Jugendforum: Instagram und eine gedruckte Zeitung

Jugendforum: Instagram und eine gedruckte Zeitung

Instagram, eine App oder auch eine gedruckte Zeitung: Im Workshop diskutierten die Teilnehmer, wie Informationen am besten fließen.

Da treffen sich Jugendliche, um Ideen für das digitale Rheine zu entwickeln und heraus kommt ... der Wunsch nach einer gedruckten Zeitung. Na ja, zumindest unter anderem. Rund 20 Jugendliche haben sich am Donnerstagvormittag Gedanken darüber gemacht, wie sie sich informieren und unterhalten wollen. Mit „#rheinedigital“ war der Workshop überschrieben. Und es ging in den verschiedenen Arbeitsgruppen auch gleich ans Eingemachte.

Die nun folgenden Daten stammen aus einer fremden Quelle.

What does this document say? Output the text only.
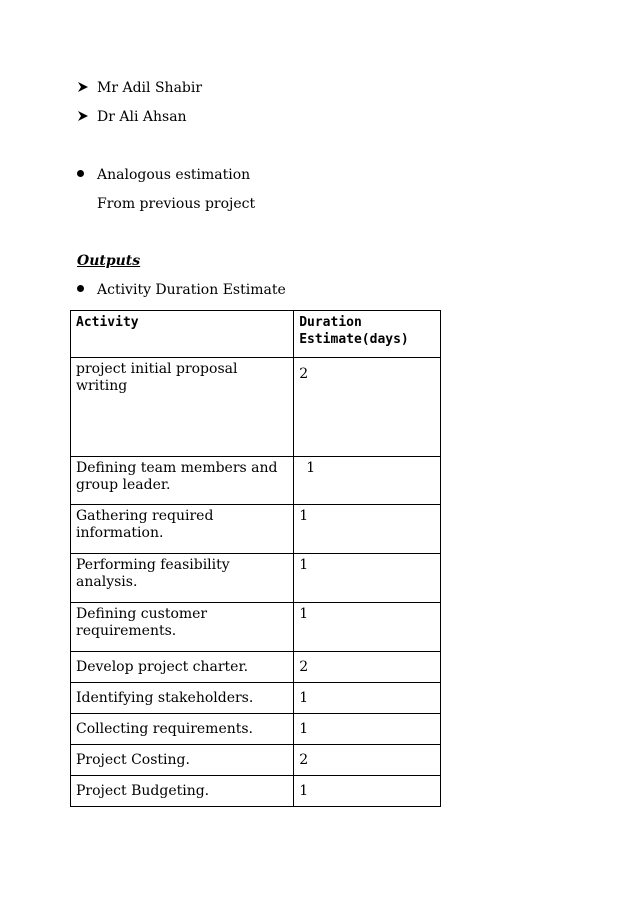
Mr Adil Shabir
Dr Ali Ahsan
Analogous estimation
From previous project
Outputs
Activity Duration Estimate
Activity	Duration Estimate(days)
project initial proposal writing	2
Defining team members and group leader.	1
Gathering required information.	1
Performing feasibility analysis.	1
Defining customer requirements.	1
Develop project charter.	2
Identifying stakeholders.	1
Collecting requirements.	1
Project Costing.	2
Project Budgeting.	1
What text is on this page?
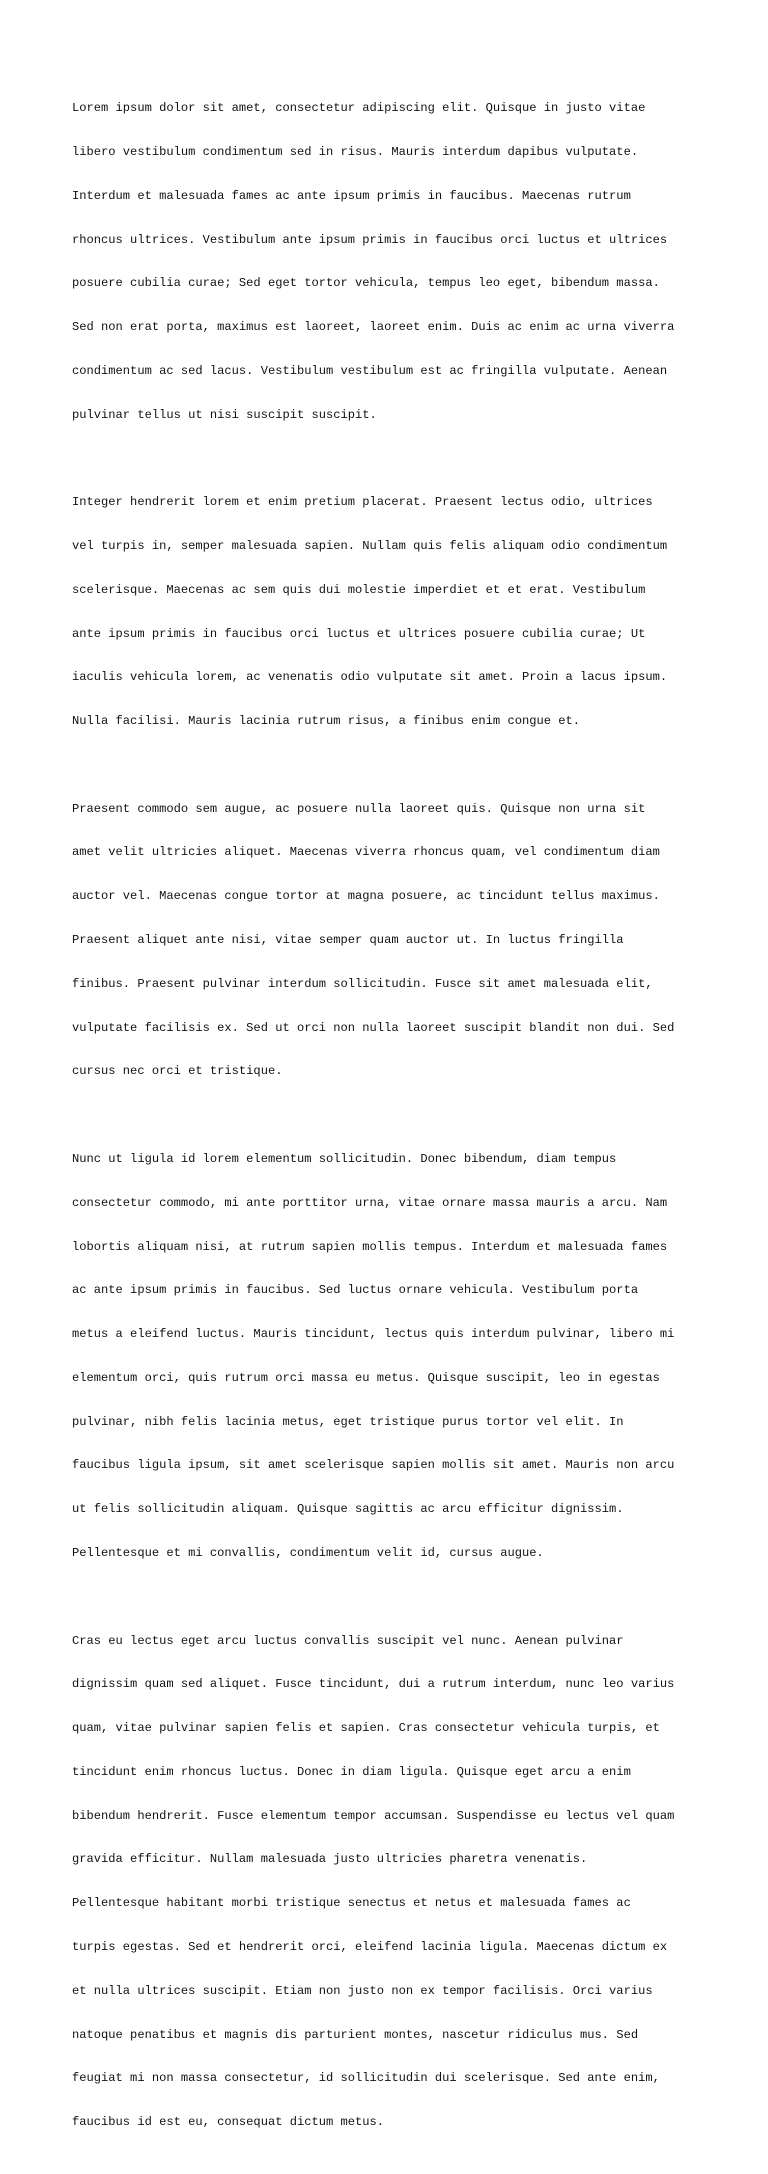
Lorem ipsum dolor sit amet, consectetur adipiscing elit. Quisque in justo vitae

libero vestibulum condimentum sed in risus. Mauris interdum dapibus vulputate.

Interdum et malesuada fames ac ante ipsum primis in faucibus. Maecenas rutrum

rhoncus ultrices. Vestibulum ante ipsum primis in faucibus orci luctus et ultrices

posuere cubilia curae; Sed eget tortor vehicula, tempus leo eget, bibendum massa.

Sed non erat porta, maximus est laoreet, laoreet enim. Duis ac enim ac urna viverra

condimentum ac sed lacus. Vestibulum vestibulum est ac fringilla vulputate. Aenean

pulvinar tellus ut nisi suscipit suscipit.

Integer hendrerit lorem et enim pretium placerat. Praesent lectus odio, ultrices

vel turpis in, semper malesuada sapien. Nullam quis felis aliquam odio condimentum

scelerisque. Maecenas ac sem quis dui molestie imperdiet et et erat. Vestibulum

ante ipsum primis in faucibus orci luctus et ultrices posuere cubilia curae; Ut

iaculis vehicula lorem, ac venenatis odio vulputate sit amet. Proin a lacus ipsum.

Nulla facilisi. Mauris lacinia rutrum risus, a finibus enim congue et.

Praesent commodo sem augue, ac posuere nulla laoreet quis. Quisque non urna sit

amet velit ultricies aliquet. Maecenas viverra rhoncus quam, vel condimentum diam

auctor vel. Maecenas congue tortor at magna posuere, ac tincidunt tellus maximus.

Praesent aliquet ante nisi, vitae semper quam auctor ut. In luctus fringilla

finibus. Praesent pulvinar interdum sollicitudin. Fusce sit amet malesuada elit,

vulputate facilisis ex. Sed ut orci non nulla laoreet suscipit blandit non dui. Sed

cursus nec orci et tristique.

Nunc ut ligula id lorem elementum sollicitudin. Donec bibendum, diam tempus

consectetur commodo, mi ante porttitor urna, vitae ornare massa mauris a arcu. Nam

lobortis aliquam nisi, at rutrum sapien mollis tempus. Interdum et malesuada fames

ac ante ipsum primis in faucibus. Sed luctus ornare vehicula. Vestibulum porta

metus a eleifend luctus. Mauris tincidunt, lectus quis interdum pulvinar, libero mi

elementum orci, quis rutrum orci massa eu metus. Quisque suscipit, leo in egestas

pulvinar, nibh felis lacinia metus, eget tristique purus tortor vel elit. In

faucibus ligula ipsum, sit amet scelerisque sapien mollis sit amet. Mauris non arcu

ut felis sollicitudin aliquam. Quisque sagittis ac arcu efficitur dignissim.

Pellentesque et mi convallis, condimentum velit id, cursus augue.

Cras eu lectus eget arcu luctus convallis suscipit vel nunc. Aenean pulvinar

dignissim quam sed aliquet. Fusce tincidunt, dui a rutrum interdum, nunc leo varius

quam, vitae pulvinar sapien felis et sapien. Cras consectetur vehicula turpis, et

tincidunt enim rhoncus luctus. Donec in diam ligula. Quisque eget arcu a enim

bibendum hendrerit. Fusce elementum tempor accumsan. Suspendisse eu lectus vel quam

gravida efficitur. Nullam malesuada justo ultricies pharetra venenatis.

Pellentesque habitant morbi tristique senectus et netus et malesuada fames ac

turpis egestas. Sed et hendrerit orci, eleifend lacinia ligula. Maecenas dictum ex

et nulla ultrices suscipit. Etiam non justo non ex tempor facilisis. Orci varius

natoque penatibus et magnis dis parturient montes, nascetur ridiculus mus. Sed

feugiat mi non massa consectetur, id sollicitudin dui scelerisque. Sed ante enim,

faucibus id est eu, consequat dictum metus.
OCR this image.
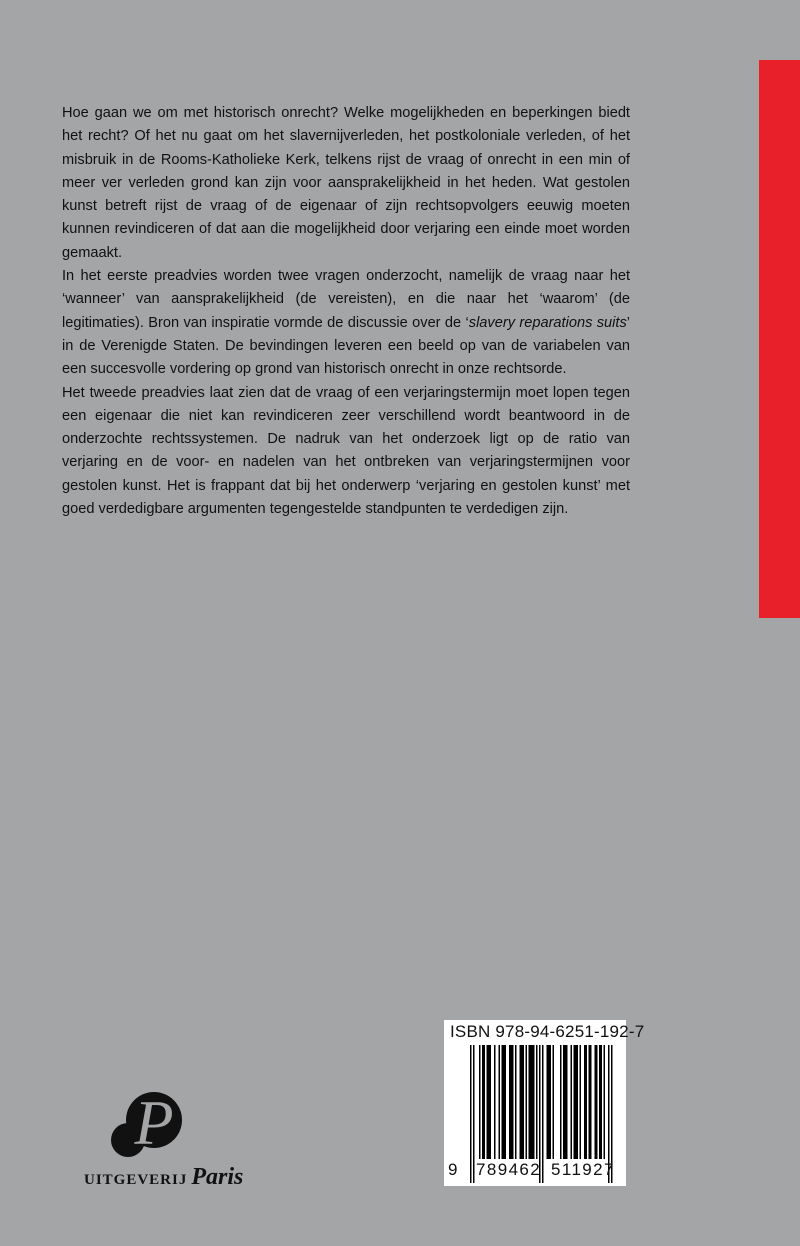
Hoe gaan we om met historisch onrecht? Welke mogelijkheden en beperkingen biedt het recht? Of het nu gaat om het slavernijverleden, het postkoloniale verleden, of het misbruik in de Rooms-Katholieke Kerk, telkens rijst de vraag of onrecht in een min of meer ver verleden grond kan zijn voor aansprakelijkheid in het heden. Wat gestolen kunst betreft rijst de vraag of de eigenaar of zijn rechtsopvolgers eeuwig moeten kunnen revindiceren of dat aan die mogelijkheid door verjaring een einde moet worden gemaakt.

In het eerste preadvies worden twee vragen onderzocht, namelijk de vraag naar het ‘wanneer’ van aansprakelijkheid (de vereisten), en die naar het ‘waarom’ (de legitimaties). Bron van inspiratie vormde de discussie over de ‘slavery reparations suits’ in de Verenigde Staten. De bevindingen leveren een beeld op van de variabelen van een succesvolle vordering op grond van historisch onrecht in onze rechtsorde.

Het tweede preadvies laat zien dat de vraag of een verjaringstermijn moet lopen tegen een eigenaar die niet kan revindiceren zeer verschillend wordt beantwoord in de onderzochte rechtssystemen. De nadruk van het onderzoek ligt op de ratio van verjaring en de voor- en nadelen van het ontbreken van verjaringstermijnen voor gestolen kunst. Het is frappant dat bij het onderwerp ‘verjaring en gestolen kunst’ met goed verdedigbare argumenten tegengestelde standpunten te verdedigen zijn.

P
UITGEVERIJ Paris
ISBN 978-94-6251-192-7
9 789462 511927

Push-Nachrichten statt WhatsApp

Eine Rheine-App war eine Idee, die im Rahmen des Jugendforums geboren und nun konkretisiert wurde. „Jeder Nutzer kann auswählen, welcher Verein ihn mit Push-Nachrichten erreichen kann“, war ein Vorschlag der Teilnehmer. Fällt also beispielsweise das Fußballtraining aus, müssten nicht mehr extra E-Mails oder WhatsApp-Nachrichten verschickt werden. Auch Busfahrpläne und weitere Neuigkeiten sollte so eine App mit anbieten.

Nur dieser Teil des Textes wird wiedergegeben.